Esto presenta una complicación: hay situaciones en las que no aparece un ajuar, o el que hay no está claramente asociado al individuo encontrado, como ocurre por ejemplo con los enterramientos neolíticos. Una situación similar tuvo que resolverla De Miguel en el desarrollo de su tesis doctoral sobre la necrópolis islámica de Pamplona, con 177 individuos en 172 tumbas sin ningún ajuar ni acompañante.
“Era un ritual funerario totalmente uniforme, sin nada que signifique una diferenciación por sexos”. En el estudio antropológico y la identificación sexual morfológica se detectaron hombres, mujeres e individuos indeterminados. A partir de esto, “se vio que solo había heridas o restos de lesiones violentas en esqueletos de hombres, no en los de mujeres”.
Teniendo en cuenta el momento temporal en el que se fecharon estos restos, siglo VIII, al inicio de la conquista, “se podía inferir que las mujeres de esta población no tenían una función militar”. No se podía afirmar que todos los hombres combatían, pero sí que las lesiones que se vinculaban a los restos mortales únicamente de hombres “están relacionadas con enfrentamientos interpersonales, cuando en el caso de las mujeres no había ninguno”.

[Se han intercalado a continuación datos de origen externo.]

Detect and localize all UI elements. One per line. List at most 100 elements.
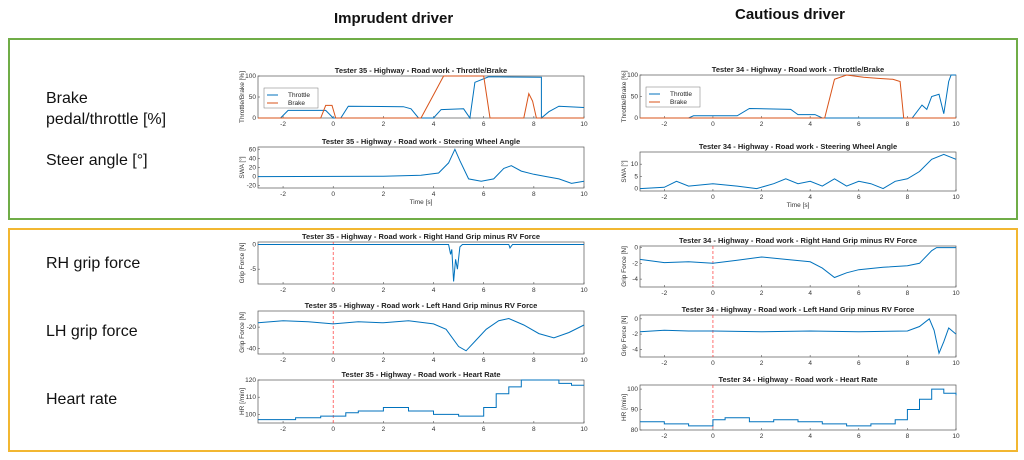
- y-tick-label: -2: [632, 260, 638, 267]
- series-line-brake: [258, 75, 584, 119]
- x-tick-label: 2: [760, 290, 764, 297]
- y-tick-label: 20: [249, 165, 257, 172]
- y-tick-label: -20: [247, 324, 257, 331]
- x-axis-label: Time [s]: [410, 199, 433, 206]
- x-tick-label: 0: [331, 121, 335, 128]
- chart-title: Tester 35 - Highway - Road work - Thrott…: [335, 66, 507, 75]
- x-tick-label: 2: [760, 433, 764, 440]
- x-tick-label: -2: [661, 194, 667, 201]
- y-tick-label: 10: [631, 161, 639, 168]
- row-label-steer: Steer angle [°]: [46, 152, 148, 169]
- x-tick-label: 0: [711, 433, 715, 440]
- x-tick-label: 8: [906, 290, 910, 297]
- chart-c7: Tester 34 - Highway - Road work - Steeri…: [620, 142, 960, 209]
- y-axis-label: Grip Force [N]: [621, 315, 628, 356]
- y-tick-label: 80: [631, 427, 639, 434]
- series-line-series-0: [639, 318, 957, 355]
- y-tick-label: 40: [249, 155, 257, 162]
- x-tick-label: 8: [906, 360, 910, 367]
- plot-area: [257, 310, 585, 355]
- y-axis-label: Grip Force [N]: [239, 242, 246, 283]
- x-tick-label: 0: [711, 360, 715, 367]
- plot-area: [257, 241, 585, 285]
- x-tick-label: -2: [280, 121, 286, 128]
- y-tick-label: 120: [245, 377, 256, 384]
- series-line-series-0: [639, 153, 957, 190]
- chart-title: Tester 34 - Highway - Road work - Thrott…: [712, 65, 884, 74]
- x-tick-label: 6: [482, 121, 486, 128]
- x-tick-label: -2: [280, 191, 286, 198]
- y-tick-label: 100: [245, 73, 256, 80]
- y-tick-label: 50: [631, 94, 639, 101]
- x-tick-label: -2: [661, 121, 667, 128]
- y-tick-label: 0: [634, 186, 638, 193]
- row-label-rh-grip: RH grip force: [46, 255, 141, 272]
- chart-c9: Tester 34 - Highway - Road work - Left H…: [621, 305, 960, 367]
- x-tick-label: 8: [906, 433, 910, 440]
- series-line-series-0: [257, 148, 585, 184]
- y-axis-label: SWA [°]: [238, 156, 246, 178]
- x-tick-label: 2: [760, 194, 764, 201]
- x-tick-label: 2: [760, 360, 764, 367]
- y-tick-label: 100: [245, 411, 256, 418]
- x-tick-label: 8: [906, 121, 910, 128]
- series-line-series-0: [258, 244, 584, 282]
- y-tick-label: -4: [632, 276, 638, 283]
- y-tick-label: 0: [252, 241, 256, 248]
- y-tick-label: 100: [627, 386, 638, 393]
- x-tick-label: 4: [808, 360, 812, 367]
- row-label-heart-rate: Heart rate: [46, 391, 118, 408]
- x-tick-label: -2: [280, 357, 286, 364]
- x-tick-label: 10: [580, 426, 588, 433]
- y-axis-label: Throttle/Brake [%]: [239, 71, 246, 123]
- x-tick-label: 8: [532, 287, 536, 294]
- x-tick-label: 6: [857, 433, 861, 440]
- x-tick-label: 4: [432, 357, 436, 364]
- y-axis-label: SWA [°]: [620, 160, 628, 182]
- x-tick-label: 0: [711, 290, 715, 297]
- y-tick-label: 60: [249, 146, 257, 153]
- plot-area: [639, 245, 957, 288]
- x-tick-label: 8: [532, 191, 536, 198]
- y-tick-label: -20: [247, 183, 257, 190]
- row-label-lh-grip: LH grip force: [46, 323, 138, 340]
- header-cautious-driver: Cautious driver: [735, 6, 846, 23]
- x-tick-label: 4: [808, 121, 812, 128]
- chart-c5: Tester 35 - Highway - Road work - Heart …: [239, 370, 588, 433]
- y-tick-label: 0: [634, 115, 638, 122]
- chart-title: Tester 35 - Highway - Road work - Heart …: [341, 370, 500, 379]
- x-tick-label: 10: [952, 290, 960, 297]
- y-tick-label: 0: [634, 245, 638, 252]
- series-line-series-0: [258, 379, 584, 421]
- y-tick-label: 100: [627, 72, 638, 79]
- x-tick-label: 6: [482, 191, 486, 198]
- x-tick-label: 10: [580, 287, 588, 294]
- legend-label: Brake: [288, 100, 305, 107]
- x-tick-label: 0: [331, 426, 335, 433]
- x-tick-label: 8: [532, 426, 536, 433]
- x-axis-label: Time [s]: [787, 202, 810, 209]
- series-line-throttle: [640, 74, 956, 119]
- x-tick-label: 6: [482, 357, 486, 364]
- x-tick-label: 6: [857, 290, 861, 297]
- chart-c1: Tester 35 - Highway - Road work - Thrott…: [239, 66, 588, 128]
- header-imprudent-driver: Imprudent driver: [334, 10, 454, 27]
- row-label-brake-line1: Brake: [46, 90, 88, 107]
- x-tick-label: 4: [808, 290, 812, 297]
- chart-title: Tester 34 - Highway - Road work - Right …: [679, 236, 917, 245]
- series-line-brake: [640, 74, 956, 119]
- x-tick-label: 4: [432, 287, 436, 294]
- x-tick-label: 4: [808, 433, 812, 440]
- y-tick-label: 90: [631, 407, 639, 414]
- series-line-throttle: [258, 76, 585, 120]
- x-tick-label: -2: [661, 290, 667, 297]
- chart-c3: Tester 35 - Highway - Road work - Right …: [239, 232, 588, 294]
- y-axis-label: Grip Force [N]: [239, 312, 246, 353]
- x-tick-label: 0: [331, 287, 335, 294]
- y-tick-label: 0: [634, 316, 638, 323]
- x-tick-label: 2: [382, 357, 386, 364]
- x-tick-label: -2: [661, 360, 667, 367]
- chart-title: Tester 34 - Highway - Road work - Steeri…: [699, 142, 897, 151]
- x-tick-label: 8: [532, 357, 536, 364]
- series-line-series-0: [640, 388, 957, 427]
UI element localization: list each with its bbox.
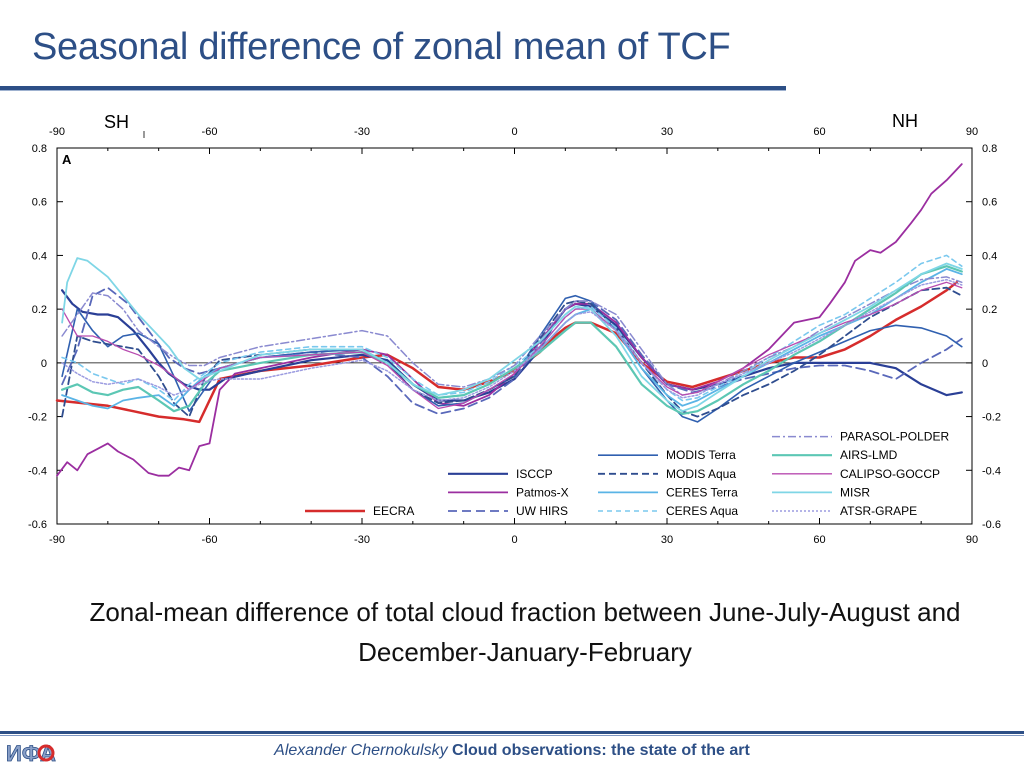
legend-label: ISCCP [516,467,553,481]
y-tick-label-left: 0.4 [32,250,47,262]
series-line [61,294,963,423]
legend-label: MISR [840,485,870,499]
y-tick-label-left: -0.6 [28,519,47,531]
x-tick-label-top: -90 [49,126,65,138]
y-tick-label-right: 0 [982,358,988,370]
legend-label: CERES Terra [666,485,738,499]
legend-label: CERES Aqua [666,504,738,518]
legend-label: ATSR-GRAPE [840,504,917,518]
y-tick-label-left: 0.2 [32,304,47,316]
legend-label: CALIPSO-GOCCP [840,467,940,481]
x-tick-label-top: 90 [966,126,978,138]
legend-label: MODIS Terra [666,448,736,462]
x-tick-label-bottom: 30 [661,534,673,546]
legend-label: UW HIRS [516,504,568,518]
x-tick-label-bottom: -60 [202,534,218,546]
footer-divider [0,731,1024,734]
chart-legend: EECRA ISCCP Patmos-X UW HIRS MODIS Terra MODI… [305,430,949,518]
series-line [56,163,963,477]
y-tick-label-right: -0.6 [982,519,1001,531]
nh-label: NH [892,111,918,131]
y-tick-label-right: 0.4 [982,250,997,262]
slide-title: Seasonal difference of zonal mean of TCF [32,26,731,68]
x-tick-label-top: 0 [511,126,517,138]
y-tick-label-right: -0.2 [982,412,1001,424]
title-divider [0,86,786,90]
institute-logo: ИФА [6,741,57,767]
chart-axes: -90 -90 -60 -60 -30 -30 0 0 30 30 60 60 90 90 -0.6 -0.6… [28,111,1001,546]
x-tick-label-top: 60 [813,126,825,138]
y-tick-label-left: 0.8 [32,143,47,155]
x-tick-label-top: 30 [661,126,673,138]
y-tick-label-left: -0.2 [28,412,47,424]
series-line [61,278,963,402]
x-tick-label-top: -60 [202,126,218,138]
footer: Alexander Chernokulsky Cloud observation… [0,742,1024,760]
footer-author: Alexander Chernokulsky [274,742,448,759]
legend-label: AIRS-LMD [840,448,898,462]
y-tick-label-left: -0.4 [28,465,47,477]
footer-talk-title: Cloud observations: the state of the art [452,742,750,759]
y-tick-label-right: -0.4 [982,465,1001,477]
legend-label: MODIS Aqua [666,467,736,481]
series-line [61,286,963,415]
series-line [61,254,963,402]
series-line [61,265,963,415]
figure-caption: Zonal-mean difference of total cloud fra… [89,597,961,667]
y-tick-label-right: 0.8 [982,143,997,155]
plot-frame [56,147,973,525]
x-tick-label-bottom: -90 [49,534,65,546]
chart-series-lines [55,163,963,477]
x-tick-label-bottom: 90 [966,534,978,546]
y-tick-label-left: 0.6 [32,197,47,209]
x-tick-label-bottom: -30 [354,534,370,546]
y-tick-label-right: 0.2 [982,304,997,316]
y-tick-label-left: 0 [41,358,47,370]
zonal-mean-chart: -90 -90 -60 -60 -30 -30 0 0 30 30 60 60 90 90 -0.6 -0.6… [28,111,1001,546]
y-tick-label-right: 0.6 [982,197,997,209]
legend-label: Patmos-X [516,485,569,499]
legend-label: PARASOL-POLDER [840,430,949,444]
title-divider-shadow [0,90,786,91]
series-line [61,257,963,413]
x-tick-label-bottom: 60 [813,534,825,546]
sh-label: SH [104,112,129,132]
series-line [61,268,963,410]
panel-label: A [62,152,72,167]
series-line [61,286,963,418]
x-tick-label-bottom: 0 [511,534,517,546]
footer-divider-thin [0,735,1024,736]
x-tick-label-top: -30 [354,126,370,138]
legend-label: EECRA [373,504,414,518]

También hay casos donde los ajuares encontrados presentan conflictos, como en la tumba de la Dama de Baza, una escultura íbera del siglo IV a.C. en cuyo enterramiento se encontraron armas y una panoplia (armadura). “¿Cómo interpretas eso? ¿Era una guerrera? ¿Tiene lesiones vinculadas al manejo de armas? ¿Son armas de prestigio que corresponde únicamente a hombres o las mujeres también contaban con ese prestigio?”, se pregunta De Miguel.
La clave de esta búsqueda, coinciden ambas especialistas, es que no se pueden hacer interpretaciones generalizadas sobre el género. Y la arqueología —y cualquier otra disciplina— debe situar las miradas en el contexto cultural y cronológico que corresponda cada caso.

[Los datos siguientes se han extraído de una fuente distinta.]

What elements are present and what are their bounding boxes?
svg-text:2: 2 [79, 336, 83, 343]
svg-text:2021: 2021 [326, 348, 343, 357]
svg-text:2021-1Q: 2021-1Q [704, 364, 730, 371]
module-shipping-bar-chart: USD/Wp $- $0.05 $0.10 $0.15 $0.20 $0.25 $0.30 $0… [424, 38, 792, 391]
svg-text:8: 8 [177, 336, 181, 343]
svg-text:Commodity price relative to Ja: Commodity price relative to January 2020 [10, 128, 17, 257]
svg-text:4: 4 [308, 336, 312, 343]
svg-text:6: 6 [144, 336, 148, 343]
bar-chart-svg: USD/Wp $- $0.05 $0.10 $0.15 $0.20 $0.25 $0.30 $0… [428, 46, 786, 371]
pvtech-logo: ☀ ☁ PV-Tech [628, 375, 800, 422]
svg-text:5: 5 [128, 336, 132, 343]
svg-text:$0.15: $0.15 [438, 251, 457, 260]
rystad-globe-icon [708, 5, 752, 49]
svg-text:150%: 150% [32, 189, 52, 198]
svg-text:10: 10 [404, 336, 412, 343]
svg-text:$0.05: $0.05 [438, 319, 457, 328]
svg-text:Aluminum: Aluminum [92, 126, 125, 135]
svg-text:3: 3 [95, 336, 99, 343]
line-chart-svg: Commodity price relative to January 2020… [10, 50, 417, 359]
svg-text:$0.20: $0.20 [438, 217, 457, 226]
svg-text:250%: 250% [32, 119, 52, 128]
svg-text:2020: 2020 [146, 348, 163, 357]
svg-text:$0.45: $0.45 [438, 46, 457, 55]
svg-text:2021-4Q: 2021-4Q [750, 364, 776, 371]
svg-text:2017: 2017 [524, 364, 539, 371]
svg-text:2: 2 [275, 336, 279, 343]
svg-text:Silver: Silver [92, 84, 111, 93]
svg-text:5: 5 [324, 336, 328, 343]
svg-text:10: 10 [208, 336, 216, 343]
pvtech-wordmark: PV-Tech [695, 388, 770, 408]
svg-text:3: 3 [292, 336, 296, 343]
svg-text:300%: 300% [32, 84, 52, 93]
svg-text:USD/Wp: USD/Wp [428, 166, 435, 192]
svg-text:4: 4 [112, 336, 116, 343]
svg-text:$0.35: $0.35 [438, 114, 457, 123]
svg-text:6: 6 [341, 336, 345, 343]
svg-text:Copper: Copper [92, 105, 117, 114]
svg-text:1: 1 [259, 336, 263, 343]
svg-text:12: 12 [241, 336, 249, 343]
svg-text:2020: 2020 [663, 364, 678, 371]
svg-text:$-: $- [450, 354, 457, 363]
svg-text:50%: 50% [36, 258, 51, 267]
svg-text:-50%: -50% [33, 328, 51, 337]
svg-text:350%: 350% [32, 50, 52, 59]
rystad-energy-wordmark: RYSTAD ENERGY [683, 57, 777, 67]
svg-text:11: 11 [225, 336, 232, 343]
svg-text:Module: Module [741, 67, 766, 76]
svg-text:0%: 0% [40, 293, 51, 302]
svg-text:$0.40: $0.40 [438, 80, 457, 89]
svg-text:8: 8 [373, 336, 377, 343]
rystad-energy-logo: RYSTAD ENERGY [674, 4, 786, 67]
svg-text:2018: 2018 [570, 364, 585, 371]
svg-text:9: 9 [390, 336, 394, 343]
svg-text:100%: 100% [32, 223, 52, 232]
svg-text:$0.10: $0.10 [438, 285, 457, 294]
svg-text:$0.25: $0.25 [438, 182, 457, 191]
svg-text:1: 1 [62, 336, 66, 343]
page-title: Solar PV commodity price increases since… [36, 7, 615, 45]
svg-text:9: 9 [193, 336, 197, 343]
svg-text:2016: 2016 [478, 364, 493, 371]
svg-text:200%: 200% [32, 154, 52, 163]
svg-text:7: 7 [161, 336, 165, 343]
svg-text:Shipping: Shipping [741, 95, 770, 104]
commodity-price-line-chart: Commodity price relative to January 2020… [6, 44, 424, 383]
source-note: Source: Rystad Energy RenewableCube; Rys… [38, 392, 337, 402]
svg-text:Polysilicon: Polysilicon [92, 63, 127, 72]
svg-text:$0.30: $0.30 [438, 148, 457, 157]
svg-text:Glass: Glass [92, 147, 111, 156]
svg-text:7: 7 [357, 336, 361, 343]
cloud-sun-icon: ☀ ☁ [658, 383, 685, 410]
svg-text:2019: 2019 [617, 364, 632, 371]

El origen de este debate viene de la duda sobre si, el día de mañana, nuestra identidad de género no se interpretará de forma justa y rigurosa. ¿Está fundada esta inquietud?

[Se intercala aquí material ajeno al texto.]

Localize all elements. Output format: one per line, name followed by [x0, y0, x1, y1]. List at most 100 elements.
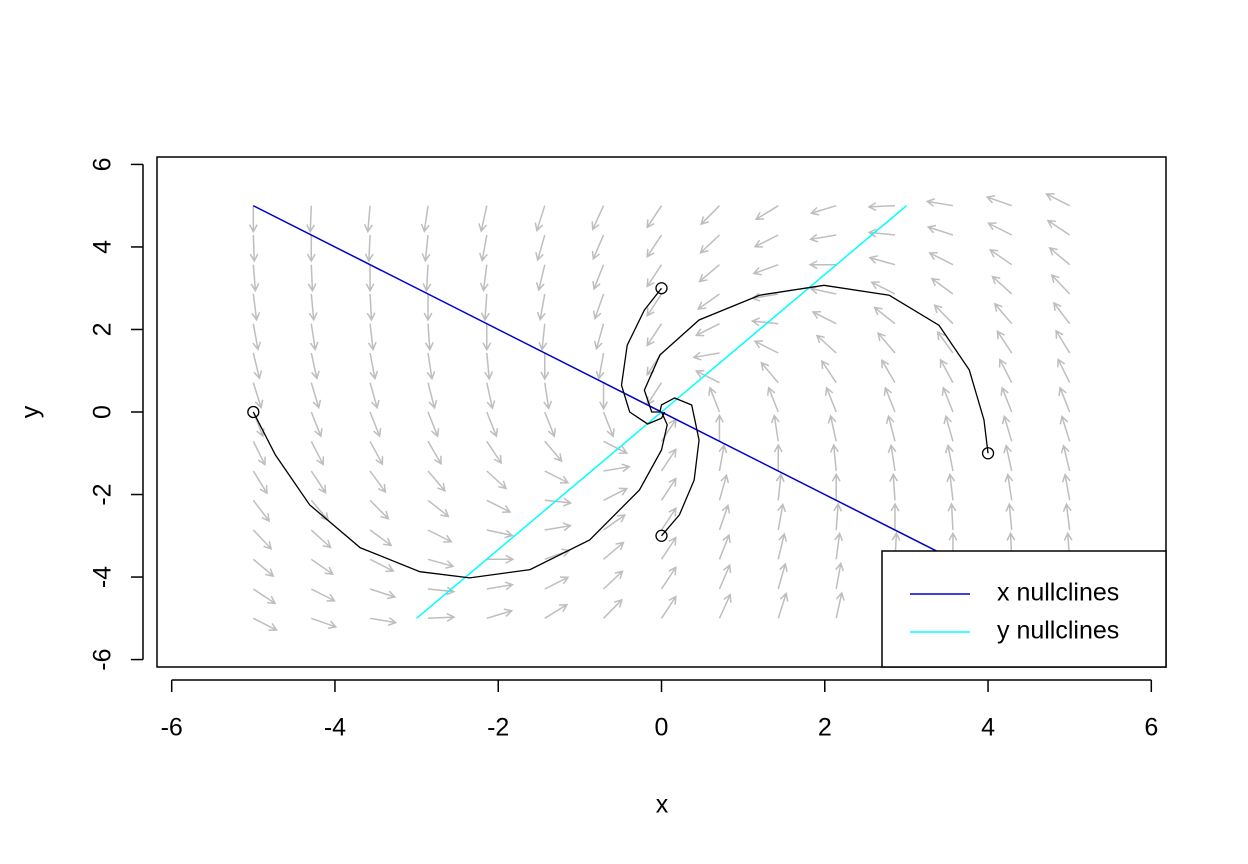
- field-arrow: [881, 358, 896, 384]
- field-arrow: [252, 382, 264, 410]
- field-arrow: [887, 443, 897, 472]
- field-arrow: [311, 617, 338, 629]
- field-arrow: [306, 205, 316, 234]
- field-arrow: [694, 323, 720, 337]
- field-arrow: [1000, 386, 1013, 413]
- y-tick-label: 0: [89, 405, 117, 419]
- field-arrow: [591, 205, 605, 231]
- field-arrow: [544, 470, 570, 484]
- field-arrow: [1058, 386, 1071, 413]
- field-arrow: [535, 264, 546, 292]
- field-arrow: [883, 386, 896, 413]
- y-tick-label: 6: [89, 157, 117, 171]
- field-arrow: [777, 562, 788, 590]
- field-arrow: [1004, 473, 1014, 501]
- field-arrow: [946, 472, 956, 501]
- field-arrow: [996, 329, 1013, 354]
- field-arrow: [427, 470, 446, 493]
- legend-label: y nullclines: [997, 617, 1119, 645]
- field-arrow: [422, 264, 432, 293]
- field-arrow: [486, 499, 512, 514]
- field-arrow: [482, 323, 492, 352]
- field-arrow: [835, 561, 845, 590]
- field-arrow: [536, 293, 546, 322]
- field-arrow: [660, 477, 677, 501]
- field-arrow: [699, 234, 720, 254]
- field-arrow: [603, 514, 627, 531]
- field-arrow: [250, 264, 260, 293]
- field-arrow: [544, 576, 570, 590]
- field-arrow: [646, 323, 663, 347]
- y-tick-label: 2: [89, 323, 117, 337]
- field-arrow: [427, 382, 438, 410]
- field-arrow: [540, 352, 550, 381]
- x-tick-label: 6: [1144, 714, 1158, 742]
- field-arrow: [369, 382, 380, 410]
- field-arrow: [773, 443, 783, 472]
- field-arrow: [369, 470, 387, 494]
- field-arrow: [1052, 301, 1071, 325]
- field-arrow: [363, 205, 373, 234]
- field-arrow: [251, 293, 261, 322]
- field-arrow: [603, 541, 625, 560]
- field-arrow: [544, 603, 569, 619]
- field-arrow: [1061, 473, 1071, 501]
- field-arrow: [770, 414, 780, 442]
- field-arrow: [943, 414, 954, 442]
- field-arrow: [696, 293, 720, 310]
- field-arrow: [989, 249, 1013, 266]
- field-arrow: [603, 570, 624, 590]
- start-point: [655, 282, 668, 295]
- field-arrow: [310, 588, 336, 602]
- field-arrow: [486, 608, 514, 620]
- field-arrow: [877, 331, 896, 354]
- field-arrow: [249, 234, 259, 263]
- field-arrow: [310, 558, 334, 575]
- field-arrow: [427, 499, 450, 518]
- trajectory: [620, 287, 666, 425]
- field-arrow: [603, 440, 629, 455]
- field-arrow: [252, 588, 277, 605]
- field-arrow: [944, 443, 954, 472]
- field-arrow: [1005, 502, 1015, 531]
- x-tick-label: -2: [487, 714, 509, 742]
- field-arrow: [752, 263, 779, 276]
- field-arrow: [753, 234, 779, 248]
- field-arrow: [544, 522, 572, 532]
- field-arrow: [714, 413, 724, 442]
- field-arrow: [698, 264, 720, 283]
- field-arrow: [369, 529, 393, 547]
- field-arrow: [538, 323, 548, 352]
- field-arrow: [692, 351, 720, 361]
- field-arrow: [369, 617, 398, 626]
- field-arrow: [421, 234, 431, 263]
- field-arrow: [364, 234, 374, 263]
- field-arrow: [660, 536, 677, 560]
- field-arrow: [603, 598, 623, 619]
- field-arrow: [750, 317, 779, 327]
- trajectory: [643, 284, 989, 454]
- field-arrow: [660, 506, 677, 531]
- field-arrow: [427, 529, 453, 543]
- field-arrow: [646, 205, 663, 229]
- field-arrow: [833, 502, 843, 531]
- field-arrow: [252, 499, 271, 523]
- field-arrow: [815, 334, 837, 354]
- field-arrow: [486, 581, 514, 591]
- field-arrow: [777, 532, 788, 560]
- field-arrow: [252, 558, 275, 578]
- field-arrow: [365, 264, 375, 293]
- field-arrow: [933, 304, 954, 325]
- field-arrow: [987, 222, 1013, 236]
- x-tick-label: 0: [655, 714, 669, 742]
- field-arrow: [426, 352, 436, 381]
- field-arrow: [777, 502, 787, 531]
- field-arrow: [1045, 192, 1071, 207]
- field-arrow: [754, 205, 779, 221]
- field-arrow: [941, 386, 954, 413]
- field-arrow: [423, 293, 433, 322]
- field-arrow: [1001, 414, 1013, 442]
- field-arrow: [870, 281, 896, 295]
- field-arrow: [543, 382, 553, 410]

Fernández-Laso postula que sí, que las dudas y preocupaciones sobre este punto son legítimas, sobre todo si a la arqueología del futuro “no les llega rastro de la conducta, el comportamiento, los ajuares o nos dejen fuentes escritas, puesto que rara vez se conservan, excepto en algunos casos de momificación”.
Únicamente a través de los restos óseos es prácticamente imposible determinar si era, por ejemplo, un individuo intersexual. “El síndrome de Klinefelter o el de Turner, por ejemplo, pueden ser evidencias en los esqueletos que nos ayuden a identificar personas intersex, pero estas deberían de ir acompañadas, al mismo tiempo, del análisis del contexto que rodea al individuo”, precisa.
Eso sí, estas preguntas no son nuevas ni acaban de plantearse sobre la mesa: llevan sugiriéndose al menos desde el año 2000, fecha en la que la revista científica World Archaeology publicó su primer monográfico sobre este asunto. Esto marcó el inicio de un proceso muy lento —“como ocurrió en la arqueología feminista y de género”, dice Fernández-Laso— sobre los sesgos que tiene la academia científica arqueológica.
Desde su punto de vista, “no puede haber interpretaciones tan esencialistas, basadas solo en esa dicotomía hombre-mujer y no contemplar la variabilidad entre ambos, como estados no binarios o categorizables como ambiguos”. Cita como ejemplos a enterramientos de dos hombres juntos a los que se les interpreta como hermanos para no contemplar que son pareja o yacimientos con tumbas con una mujer y dos niños que saltan de las publicaciones científicas a los medios “por situarse la interpretación fuera del modelo heterosexista”.
“En determinados círculos académicos cuesta mucho romper esa estructura heteronormativa e introducir conceptos como personas intersex, cis, trans o un tercer, cuarto o quinto género. Sin embargo, tenemos que romper esa mirada que hemos tenido durante tantísimo tiempo, interpretando el pasado desde patrones conductuales de la sociedad occidental”, concluye Fernández-Laso.